Now, savings accounts to get daily interest
PTI
- Change enforced by RBI directive
New Delhi, 01 April 2010: Millions of savings account holders across the country will get about 10 per cent more, as the Reserve Bank has asked banks to pay from Thursday a 3.5 per cent interest on a daily basis instead of taking the lowest deposit during the month for the purpose of computation.
Now, the banks give interest of 3.5 per cent on savings accounts on the basis of the least deposit in an account between the 10th and the last day of a month.
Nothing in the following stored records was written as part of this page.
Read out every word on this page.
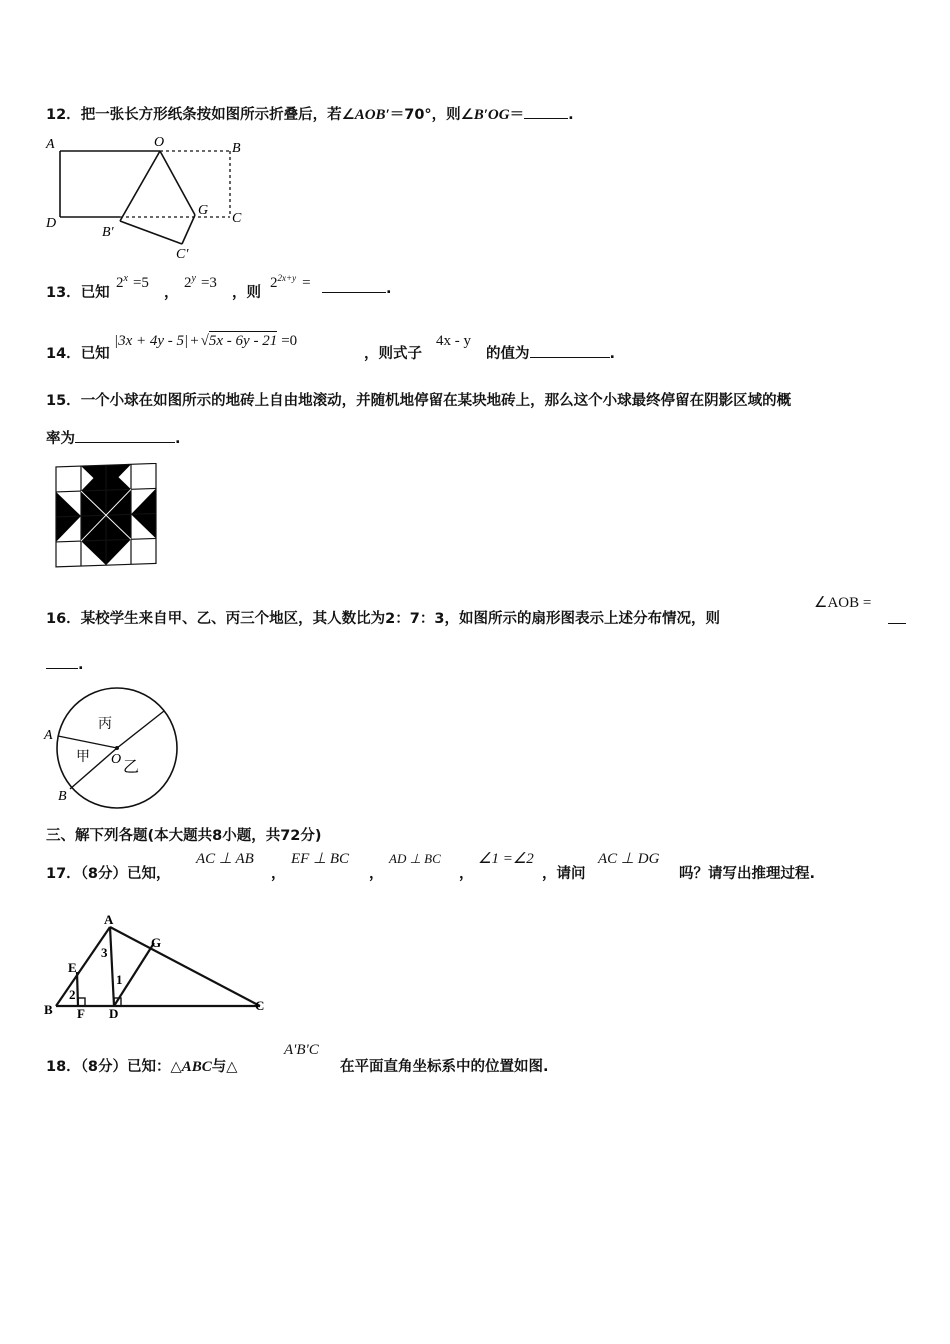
12．把一张长方形纸条按如图所示折叠后，若∠AOB′＝70°，则∠B′OG＝	.
A	O	B
D
G
C
B′
C′
13．已知
$2^x =5$
，
$2^y =3$
，则
$2^{2x+y}$ =	.
14．已知
|3x + 4y - 5| + √5x - 6y - 21 =0
，则式子
4x - y
的值为	.
15．一个小球在如图所示的地砖上自由地滚动，并随机地停留在某块地砖上，那么这个小球最终停留在阴影区域的概
率为	.
16．某校学生来自甲、乙、丙三个地区，其人数比为2：7：3，如图所示的扇形图表示上述分布情况，则
∠AOB =
.
A
B
O
丙
甲 乙
三、解下列各题(本大题共8小题，共72分)
17．（8分）已知，
AC ⊥ AB
，
EF ⊥ BC
，
AD ⊥ BC
，
∠1 =∠2
，请问
AC ⊥ DG
吗？请写出推理过程.
A
B	C
D
E
F
G
1
2
3
18．（8分）已知：△ABC与△
A'B'C
在平面直角坐标系中的位置如图.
The interest is credited in the account twice a year in March and September.
New norms
“With the new norms coming into effect from tomorrow (Thursday), the cost of funds for banks would increase between 30 and 40 basis points,” the Bank of Maharashtra chairman and managing director Allen Pereira said on Wednesday. “But it would be difficult to say how much of it would translate for individual savings account holders,” he added.
At the end of February, all commercial banks had a total deposit of over Rs 44 lakh crore, including savings, current and fixed deposits.
The country’s largest lender, State Bank of India, has over 1.56 crore savings bank account holders. According to Corporation Bank executive director Asit Pal, the new calculation system on the daily balance basis would be beneficial for customers.
Explaining the new provisions, he said, “Supposing you have Rs 500 in your account and the next day it increases to Rs 700, the interest rate of 3.5 per cent per annum would be payable on both Rs 500 as well as Rs 700 on a daily basis.”
With the computerisation of banks, Pal said, it had become easier to calculate interest on each savings account on a daily basis.